Scientists used to believe that there were neurons in the ventral temporal cortex dedicated to representing faces, objects, plants, bodies, words, and so on, but these neurons instead code for the conceptual similarities among the things that you see.[7] Neurons within the “fusiform face area” located in the right ventral temporal cortex represents the shapes of words and neurons within the “word form area” located in the left ventral temporal cortex represents faces.[8] There is no one-to-one mapping between a neuron and a function even in motor cortex; a single neuron in primary motor cortex connects to many different pools of motor neurons in the spinal cord (which direct physical movements), and widely different neurons contribute to the control of a single body part.[9][10][11][12][13] Motor neurons are involved in representing concepts, in language, and in decision making[14] and even help to regulate the autonomic nervous system, the endrocrine system, and the immune system.[15] The very same neurons code for vastly different information at different times (e.g., first encode info about stimuli and then change to encode info about movements; or first about decision making and then about movements).[16] Whatever your interoceptive network is doing to keep your body-budgets solvent, it is also allowing you to think, to feel, to see and smell, etc.

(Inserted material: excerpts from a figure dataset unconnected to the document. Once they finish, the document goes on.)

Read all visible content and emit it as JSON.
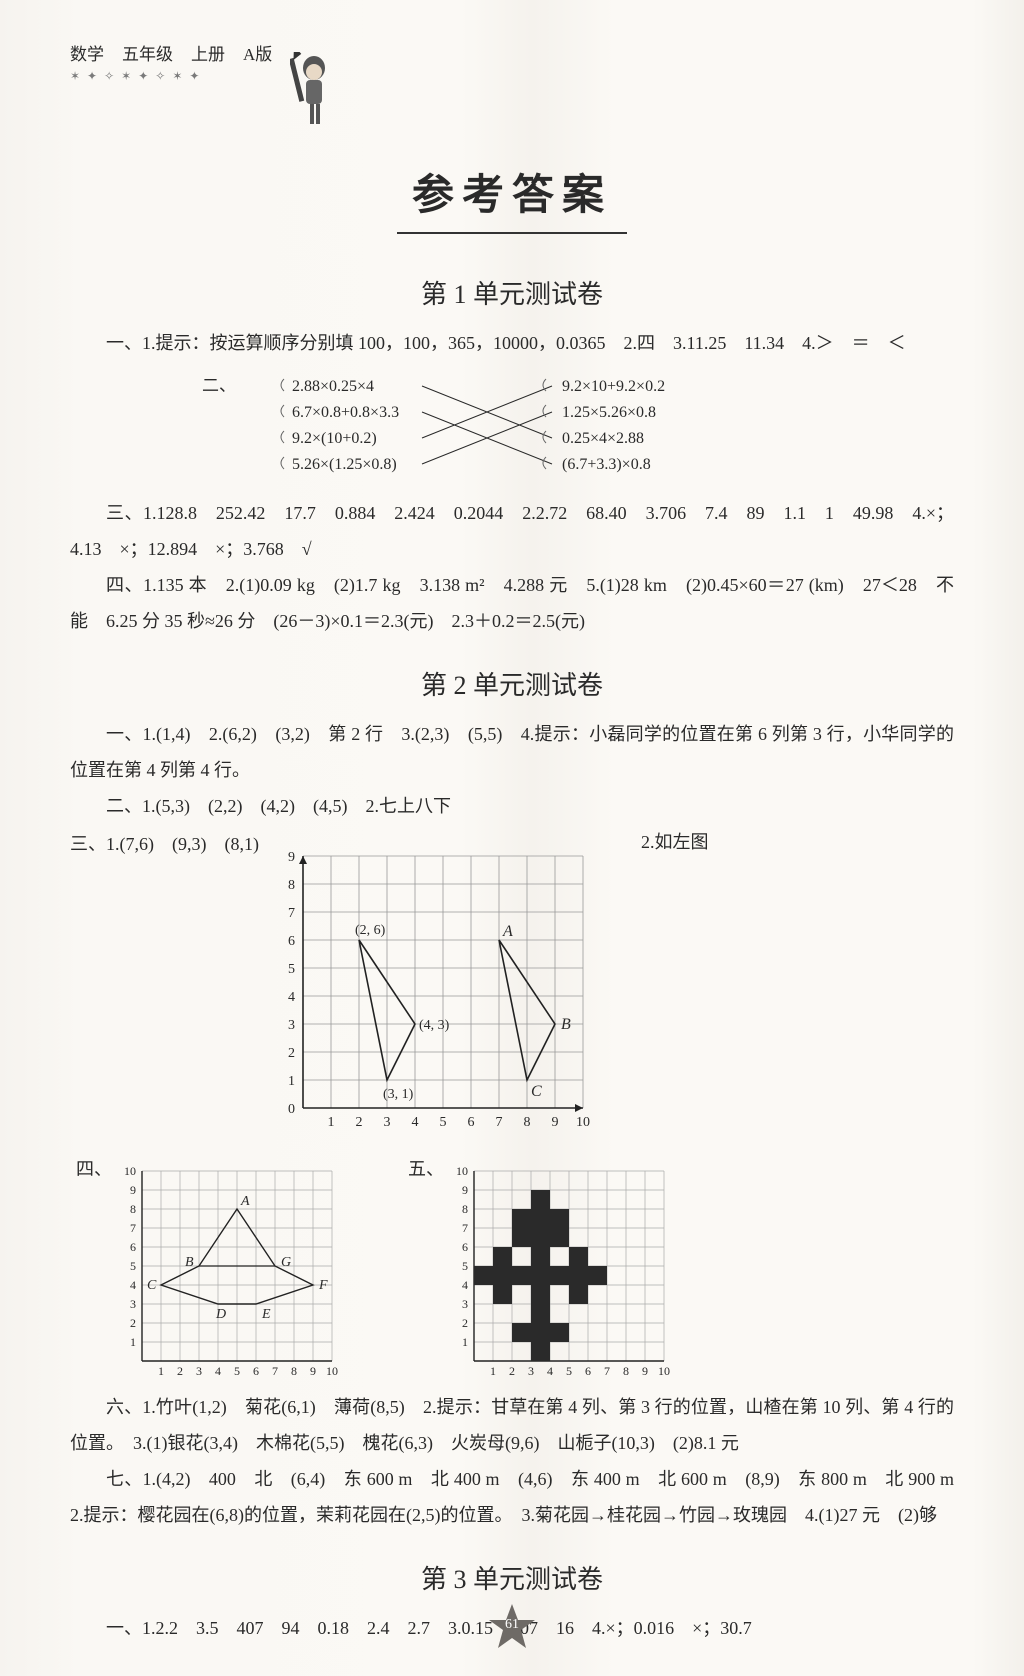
{
  "header": {
    "subject": "数学",
    "grade": "五年级",
    "volume": "上册",
    "version": "A版"
  },
  "main_title": "参考答案",
  "unit1": {
    "title": "第 1 单元测试卷",
    "text1": "一、1.提示：按运算顺序分别填 100，100，365，10000，0.0365　2.四　3.11.25　11.34　4.＞　＝　＜",
    "match_label": "二、",
    "match_left": [
      "2.88×0.25×4",
      "6.7×0.8+0.8×3.3",
      "9.2×(10+0.2)",
      "5.26×(1.25×0.8)"
    ],
    "match_right": [
      "9.2×10+9.2×0.2",
      "1.25×5.26×0.8",
      "0.25×4×2.88",
      "(6.7+3.3)×0.8"
    ],
    "text3": "三、1.128.8　252.42　17.7　0.884　2.424　0.2044　2.2.72　68.40　3.706　7.4　89　1.1　1　49.98　4.×；4.13　×；12.894　×；3.768　√",
    "text4": "四、1.135 本　2.(1)0.09 kg　(2)1.7 kg　3.138 m²　4.288 元　5.(1)28 km　(2)0.45×60＝27 (km)　27＜28　不能　6.25 分 35 秒≈26 分　(26－3)×0.1＝2.3(元)　2.3＋0.2＝2.5(元)"
  },
  "unit2": {
    "title": "第 2 单元测试卷",
    "text1": "一、1.(1,4)　2.(6,2)　(3,2)　第 2 行　3.(2,3)　(5,5)　4.提示：小磊同学的位置在第 6 列第 3 行，小华同学的位置在第 4 列第 4 行。",
    "text2": "二、1.(5,3)　(2,2)　(4,2)　(4,5)　2.七上八下",
    "san_label": "三、1.",
    "san_coords": "(7,6)　(9,3)　(8,1)",
    "grid_caption": "2.如左图",
    "grid_big": {
      "xticks": [
        1,
        2,
        3,
        4,
        5,
        6,
        7,
        8,
        9,
        10
      ],
      "yticks": [
        0,
        1,
        2,
        3,
        4,
        5,
        6,
        7,
        8,
        9
      ],
      "shape1_label_26": "(2, 6)",
      "shape1_label_43": "(4, 3)",
      "shape1_label_31": "(3, 1)",
      "labelA": "A",
      "labelB": "B",
      "labelC": "C"
    },
    "si_label": "四、",
    "wu_label": "五、",
    "grid_si": {
      "xticks": [
        1,
        2,
        3,
        4,
        5,
        6,
        7,
        8,
        9,
        10
      ],
      "yticks": [
        1,
        2,
        3,
        4,
        5,
        6,
        7,
        8,
        9,
        10
      ],
      "A": "A",
      "B": "B",
      "C": "C",
      "D": "D",
      "E": "E",
      "F": "F",
      "G": "G"
    },
    "grid_wu": {
      "xticks": [
        1,
        2,
        3,
        4,
        5,
        6,
        7,
        8,
        9,
        10
      ],
      "yticks": [
        1,
        2,
        3,
        4,
        5,
        6,
        7,
        8,
        9,
        10
      ]
    },
    "text6": "六、1.竹叶(1,2)　菊花(6,1)　薄荷(8,5)　2.提示：甘草在第 4 列、第 3 行的位置，山楂在第 10 列、第 4 行的位置。　3.(1)银花(3,4)　木棉花(5,5)　槐花(6,3)　火炭母(9,6)　山栀子(10,3)　(2)8.1 元",
    "text7": "七、1.(4,2)　400　北　(6,4)　东 600 m　北 400 m　(4,6)　东 400 m　北 600 m　(8,9)　东 800 m　北 900 m　2.提示：樱花园在(6,8)的位置，茉莉花园在(2,5)的位置。　3.菊花园→桂花园→竹园→玫瑰园　4.(1)27 元　(2)够"
  },
  "unit3": {
    "title": "第 3 单元测试卷",
    "text1": "一、1.2.2　3.5　407　94　0.18　2.4　2.7　3.0.15　207　16　4.×；0.016　×；30.7"
  },
  "page_number": "61",
  "colors": {
    "ink": "#2a2a2a",
    "grid": "#777",
    "grid_bold": "#222",
    "fill_black": "#2a2a2a",
    "bg": "#fbf9f5"
  }
}
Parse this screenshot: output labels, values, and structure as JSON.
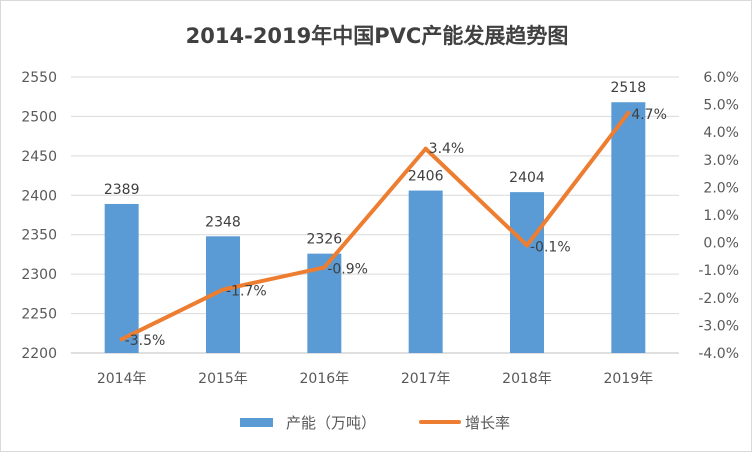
{
  "chart_data": {
    "type": "bar+line",
    "title": "2014-2019年中国PVC产能发展趋势图",
    "categories": [
      "2014年",
      "2015年",
      "2016年",
      "2017年",
      "2018年",
      "2019年"
    ],
    "series": [
      {
        "name": "产能（万吨）",
        "type": "bar",
        "axis": "left",
        "color": "#5b9bd5",
        "values": [
          2389,
          2348,
          2326,
          2406,
          2404,
          2518
        ],
        "labels": [
          "2389",
          "2348",
          "2326",
          "2406",
          "2404",
          "2518"
        ]
      },
      {
        "name": "增长率",
        "type": "line",
        "axis": "right",
        "color": "#ed7d31",
        "values": [
          -3.5,
          -1.7,
          -0.9,
          3.4,
          -0.1,
          4.7
        ],
        "labels": [
          "-3.5%",
          "-1.7%",
          "-0.9%",
          "3.4%",
          "-0.1%",
          "4.7%"
        ]
      }
    ],
    "left_axis": {
      "ylim": [
        2200,
        2550
      ],
      "ticks": [
        "2200",
        "2250",
        "2300",
        "2350",
        "2400",
        "2450",
        "2500",
        "2550"
      ]
    },
    "right_axis": {
      "ylim": [
        -4.0,
        6.0
      ],
      "ticks": [
        "-4.0%",
        "-3.0%",
        "-2.0%",
        "-1.0%",
        "0.0%",
        "1.0%",
        "2.0%",
        "3.0%",
        "4.0%",
        "5.0%",
        "6.0%"
      ]
    },
    "grid": true,
    "legend": "bottom"
  }
}
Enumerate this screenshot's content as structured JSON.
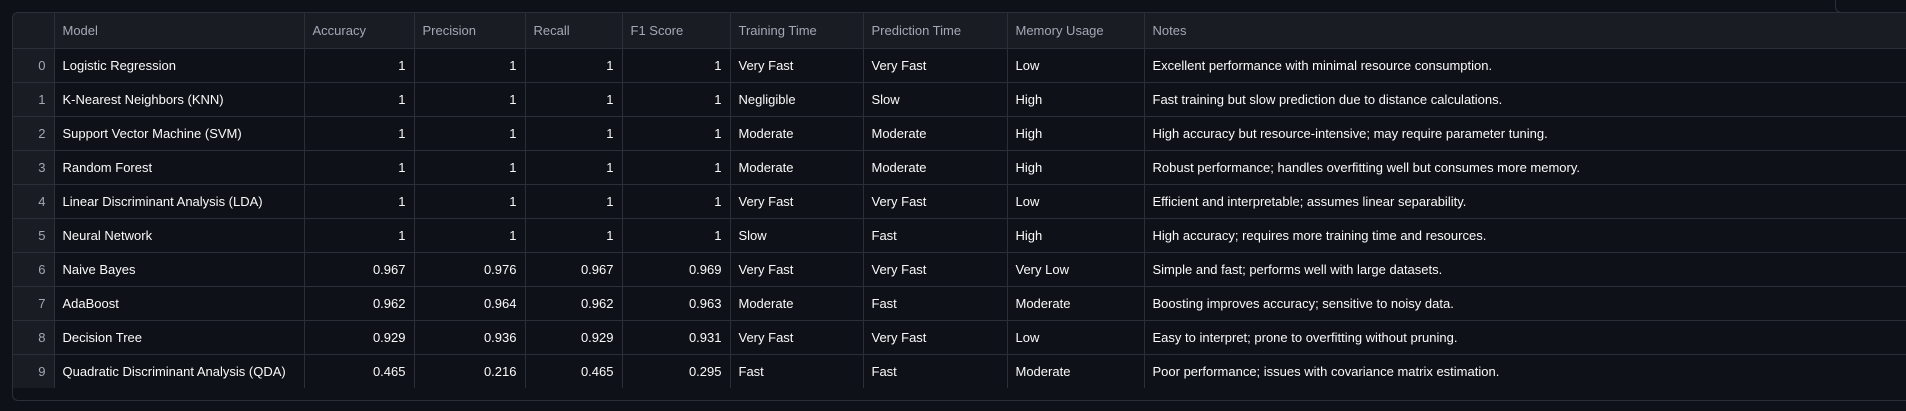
{
  "columns": [
    "",
    "Model",
    "Accuracy",
    "Precision",
    "Recall",
    "F1 Score",
    "Training Time",
    "Prediction Time",
    "Memory Usage",
    "Notes"
  ],
  "rows": [
    {
      "idx": "0",
      "model": "Logistic Regression",
      "accuracy": "1",
      "precision": "1",
      "recall": "1",
      "f1": "1",
      "training": "Very Fast",
      "prediction": "Very Fast",
      "memory": "Low",
      "notes": "Excellent performance with minimal resource consumption."
    },
    {
      "idx": "1",
      "model": "K-Nearest Neighbors (KNN)",
      "accuracy": "1",
      "precision": "1",
      "recall": "1",
      "f1": "1",
      "training": "Negligible",
      "prediction": "Slow",
      "memory": "High",
      "notes": "Fast training but slow prediction due to distance calculations."
    },
    {
      "idx": "2",
      "model": "Support Vector Machine (SVM)",
      "accuracy": "1",
      "precision": "1",
      "recall": "1",
      "f1": "1",
      "training": "Moderate",
      "prediction": "Moderate",
      "memory": "High",
      "notes": "High accuracy but resource-intensive; may require parameter tuning."
    },
    {
      "idx": "3",
      "model": "Random Forest",
      "accuracy": "1",
      "precision": "1",
      "recall": "1",
      "f1": "1",
      "training": "Moderate",
      "prediction": "Moderate",
      "memory": "High",
      "notes": "Robust performance; handles overfitting well but consumes more memory."
    },
    {
      "idx": "4",
      "model": "Linear Discriminant Analysis (LDA)",
      "accuracy": "1",
      "precision": "1",
      "recall": "1",
      "f1": "1",
      "training": "Very Fast",
      "prediction": "Very Fast",
      "memory": "Low",
      "notes": "Efficient and interpretable; assumes linear separability."
    },
    {
      "idx": "5",
      "model": "Neural Network",
      "accuracy": "1",
      "precision": "1",
      "recall": "1",
      "f1": "1",
      "training": "Slow",
      "prediction": "Fast",
      "memory": "High",
      "notes": "High accuracy; requires more training time and resources."
    },
    {
      "idx": "6",
      "model": "Naive Bayes",
      "accuracy": "0.967",
      "precision": "0.976",
      "recall": "0.967",
      "f1": "0.969",
      "training": "Very Fast",
      "prediction": "Very Fast",
      "memory": "Very Low",
      "notes": "Simple and fast; performs well with large datasets."
    },
    {
      "idx": "7",
      "model": "AdaBoost",
      "accuracy": "0.962",
      "precision": "0.964",
      "recall": "0.962",
      "f1": "0.963",
      "training": "Moderate",
      "prediction": "Fast",
      "memory": "Moderate",
      "notes": "Boosting improves accuracy; sensitive to noisy data."
    },
    {
      "idx": "8",
      "model": "Decision Tree",
      "accuracy": "0.929",
      "precision": "0.936",
      "recall": "0.929",
      "f1": "0.931",
      "training": "Very Fast",
      "prediction": "Very Fast",
      "memory": "Low",
      "notes": "Easy to interpret; prone to overfitting without pruning."
    },
    {
      "idx": "9",
      "model": "Quadratic Discriminant Analysis (QDA)",
      "accuracy": "0.465",
      "precision": "0.216",
      "recall": "0.465",
      "f1": "0.295",
      "training": "Fast",
      "prediction": "Fast",
      "memory": "Moderate",
      "notes": "Poor performance; issues with covariance matrix estimation."
    }
  ]
}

Progress in science doesn’t always mean designing more precise measurement tools, or having a turf battle over what to name something. It often requires trying to understand what this kind of functional overlap means for how the mind works.

Notes on the Notes

  1. Barrett, Lisa Feldman and Ajay B. Satpute. 2013. "Large-scale brain networks in affective and social neuroscience:  Towards an integrative architecture of the human brain." Current Opinion in Neurobiology 23 (3): 361-372.
  2. Anderson book [full reference to be provided]
  3. Rigotti, Mattia, Omri Barak, Melissa R. Warden, Xiao-Jing Wang, Nathaniel D. Daw, Earl K. Miller, and Stefano Fusi. 2013. "The importance of mixed selectivity in complex cognitive tasks." Nature 497 (7451): 585-590.
  4. Berridge [full reference to be provided]
  5. citations Anderson p. 32 [full reference to be provided]
  6. Syal, Supriya, and Barbara L. Finlay. 2011. "Thinking outside the cortex: Social motivation in the evolution and development of language." Developmental Science 14 (2): 417-430.
  7. Grill-Spector, Kalanit, and Kevin S. Weiner. 2014. "The functional architecture of the ventral temporal cortex and its role in categorization." Nature Reviews Neuroscience 15 (8): 536-548.
  8. Behrmann Marlene [full reference to be provided]
  9. Graziano et al., 2002a [full reference to be provided]
  10. Graziano et al., 2002b [full reference to be provided]
  11. Schieber, Marc H., and Lyndon S. Hibbard. 1993. "How somatotopic is the motor cortex hand area?" Science; Washington 261 (5120): 489.
  12. Schieber, 2001 [full reference to be provided]
  13. Graziano, 2011 [full reference to be provided]
  14. E.g., Pulvermuller, Friedemann. 2013. "How neurons make meaning: brain mechanisms for embodied and abstract-symbolic semantics." Trends in Cognitive Sciences 17 (9): 458-470.
  15. Dum, Richard P., and Peter L. Strick. 2013. "Transneuronal tracing with neurotropic viruses reveals network macroarchitecture." Current Opinion in Neurobiology 23 (2): 245-249.
  16. Cisek, Paul, and John F. Kalaska. 2010. "Neural mechanisms for interacting with a world full of action choices." Annual Review of Neuroscience 33: 269-298.